Letigio: So long, Queen Elizabeth II

·3 min read

The world mourns the death of the longest reigning monarch the modern world has ever known, Queen Elizabeth II of the United Kingdom and her other realms.

My entire generation and even our parents’ generations lived through Britain’s Elizabethan age.

The popularity of the British monarch is manifested in her strong global influence in all forms of media, from print to radio to television and the new age of social media.

So it is with deep sadness that I woke up today in a world without Queen Elizabeth II.

Perhaps, the many depictions of Elizabeth II in various shows like the Netflix hit, The Crown, have bridged generations in admiration of The Queen.

Even the Philippines has shown an intricate fascination for the British Royals with the wall-to-wall coverages of the famous royal weddings of Princes William and Harry.

The Crown was such a hit in the Philippines that in Season 4 Episode 3, the country was nodded in a scene when Princess Margaret, The Queen’s sister portrayed by Helen Bonham Carter, mentioned former First Lady now Presidential Mother Imelda Marcos.

It is natural that the Philippines will join the world in mourning the death of an iconic monarch that has influenced so much of our global culture.

The Queen’s death is also mourned by all women of the world. It may have been a mere coincidence that women’s rights rushed forth in different countries during the reign of Elizabeth II, but it cannot be denied that the monarch is The Woman we could all look up to.

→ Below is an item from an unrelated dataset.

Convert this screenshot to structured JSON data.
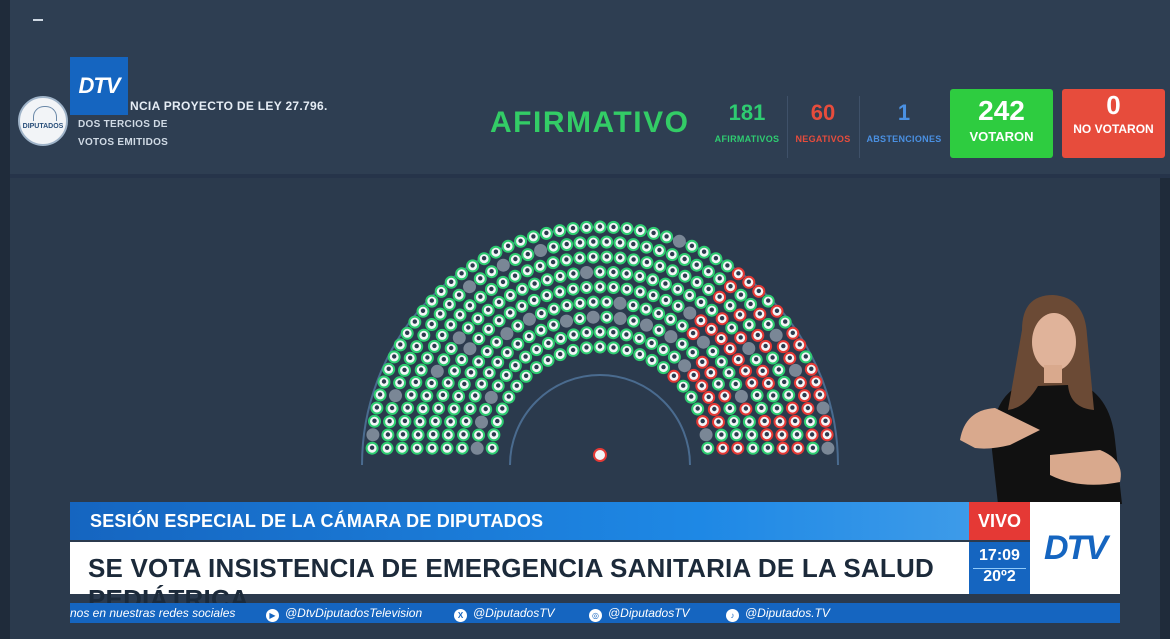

While she reigned, women were able to dream not just of becoming princesses like the fairytales have told us but to dream of actually being queen, to hold power and confidence simply because it was possible.

Personally, my admiration is centered on The Queen’s regal presence and qualities which I wish to learn, like how she rarely flinches in front of pressure while meeting leaders and powerful dignitaries.

She held the fort so naturally and effortlessly as if nothing could move her. She survived many tragedies and lived on. She kept living on until her last breath.

Based on succession, the Commonwealth realms will not be seeing a Queen for a long time, with King Charles III ascending, the incoming Prince of Wales, William as his successor, and his son, George.

Only if George sires a daughter as his firstborn will we see a possibility of the next queen in Britain.

Still, with Europe changing the laws of succession into absolute primogeniture, we expect to see more Queens in the future.

Spain’s crown heir is Princess Leonor of Asturias who will be queen after her father, while Princess Ingrid Alexandra of Norway will also take over her father’s throne.

Sweden is expecting two generations of future Queens with Crown Princess Victoria as the first in line and her daughter, Princess Estelle, second in line.

Elizabeth II left a world where princesses are no longer superseded by their younger brothers in the line of succession, securing the place of women not only in royal houses but in other endeavors as well.

For that, God save the queens of this world.